Window to a brighter future

Another milestone in the regeneration of a landmark building in Irvine has been reached with the reinstatement of the stunning stained glass windows in the A-listed Trinity Church.

The refurbishment of Trinity Church is being led by Irvine Bay Regeneration Company with funding from Historic Scotland and North Ayrshire Council. The building, once derelict, is being transformed to provide a stunning development opportunity.


That took a step nearer reality this week with the reinstatement of the West Rose stained glass window – one of the building’s most distinguishing features. 

Patrick Wiggins, Chief Executive of Irvine Bay Regeneration Company, said: “The work at Trinity Church is a key part of the town centre regeneration project we are carrying out in partnership with North Ayrshire Council and other partners. Restoring the window to its former beauty is not only significant to the character of the building, but is also historically important in its own right as it was one of the first public commissions of Daniel Cottier, a highly respected stained glass artist of his time.”

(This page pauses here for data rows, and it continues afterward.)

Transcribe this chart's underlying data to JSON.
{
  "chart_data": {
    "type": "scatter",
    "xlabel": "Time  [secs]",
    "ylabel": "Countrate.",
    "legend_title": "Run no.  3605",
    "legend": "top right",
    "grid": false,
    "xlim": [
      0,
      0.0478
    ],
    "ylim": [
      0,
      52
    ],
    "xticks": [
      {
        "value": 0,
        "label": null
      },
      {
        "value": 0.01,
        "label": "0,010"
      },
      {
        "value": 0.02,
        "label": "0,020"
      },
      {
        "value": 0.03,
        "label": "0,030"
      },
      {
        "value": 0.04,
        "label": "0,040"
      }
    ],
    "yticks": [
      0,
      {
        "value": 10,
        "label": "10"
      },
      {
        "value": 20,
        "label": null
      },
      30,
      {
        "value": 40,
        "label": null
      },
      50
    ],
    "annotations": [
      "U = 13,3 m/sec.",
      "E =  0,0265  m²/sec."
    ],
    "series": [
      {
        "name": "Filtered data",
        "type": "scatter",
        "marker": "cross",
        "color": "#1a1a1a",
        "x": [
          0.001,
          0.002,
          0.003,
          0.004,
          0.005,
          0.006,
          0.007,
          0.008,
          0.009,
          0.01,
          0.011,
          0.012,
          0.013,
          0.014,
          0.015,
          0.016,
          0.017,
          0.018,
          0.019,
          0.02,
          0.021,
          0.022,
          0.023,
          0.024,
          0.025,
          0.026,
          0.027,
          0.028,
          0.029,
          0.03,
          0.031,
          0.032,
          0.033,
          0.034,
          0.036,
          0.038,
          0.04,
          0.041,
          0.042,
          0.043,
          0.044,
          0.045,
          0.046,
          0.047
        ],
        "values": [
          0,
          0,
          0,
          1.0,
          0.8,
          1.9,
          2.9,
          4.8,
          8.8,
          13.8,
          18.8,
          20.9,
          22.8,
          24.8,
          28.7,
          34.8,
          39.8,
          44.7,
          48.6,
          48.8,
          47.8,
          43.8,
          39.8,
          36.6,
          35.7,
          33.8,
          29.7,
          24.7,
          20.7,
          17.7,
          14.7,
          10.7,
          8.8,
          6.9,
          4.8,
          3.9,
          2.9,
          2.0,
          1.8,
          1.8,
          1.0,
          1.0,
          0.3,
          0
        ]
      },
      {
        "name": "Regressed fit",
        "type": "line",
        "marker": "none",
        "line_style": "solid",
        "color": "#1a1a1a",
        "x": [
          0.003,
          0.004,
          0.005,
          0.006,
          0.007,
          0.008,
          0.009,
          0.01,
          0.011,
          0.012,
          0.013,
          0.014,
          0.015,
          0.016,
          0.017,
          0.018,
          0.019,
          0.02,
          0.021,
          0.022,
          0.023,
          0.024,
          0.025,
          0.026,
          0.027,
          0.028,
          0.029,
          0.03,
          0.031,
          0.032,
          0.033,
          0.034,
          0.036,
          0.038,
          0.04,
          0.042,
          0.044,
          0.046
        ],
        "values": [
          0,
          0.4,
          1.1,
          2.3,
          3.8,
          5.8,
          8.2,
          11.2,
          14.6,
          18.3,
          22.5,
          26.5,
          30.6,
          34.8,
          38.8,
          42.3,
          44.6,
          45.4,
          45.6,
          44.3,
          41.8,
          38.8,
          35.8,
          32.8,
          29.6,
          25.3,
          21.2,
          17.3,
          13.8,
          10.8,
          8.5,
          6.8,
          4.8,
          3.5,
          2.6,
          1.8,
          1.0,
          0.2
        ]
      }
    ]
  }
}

The badly damaged stained glass was removed in July 2011 to stop further deterioration. The removal of the glass was a lengthy process, as the location of each piece of glass had to be recorded prior to removal, to ensure it could be reinstated in the correct position. 

Ranald MacInnes, Head of Heritage Management for Historic Scotland, said: “It is tremendous to witness this next step in this exciting project. The work at Trinity is a great example of how a conservation initiative can bring added value to the wider regeneration of an area. I look forward to seeing the restored glass within the setting of the finished building.”

Grant funding for the repairs to the building was received from Historic Scotland as part of the Irvine Town Centre Conservation Area Regeneration Scheme.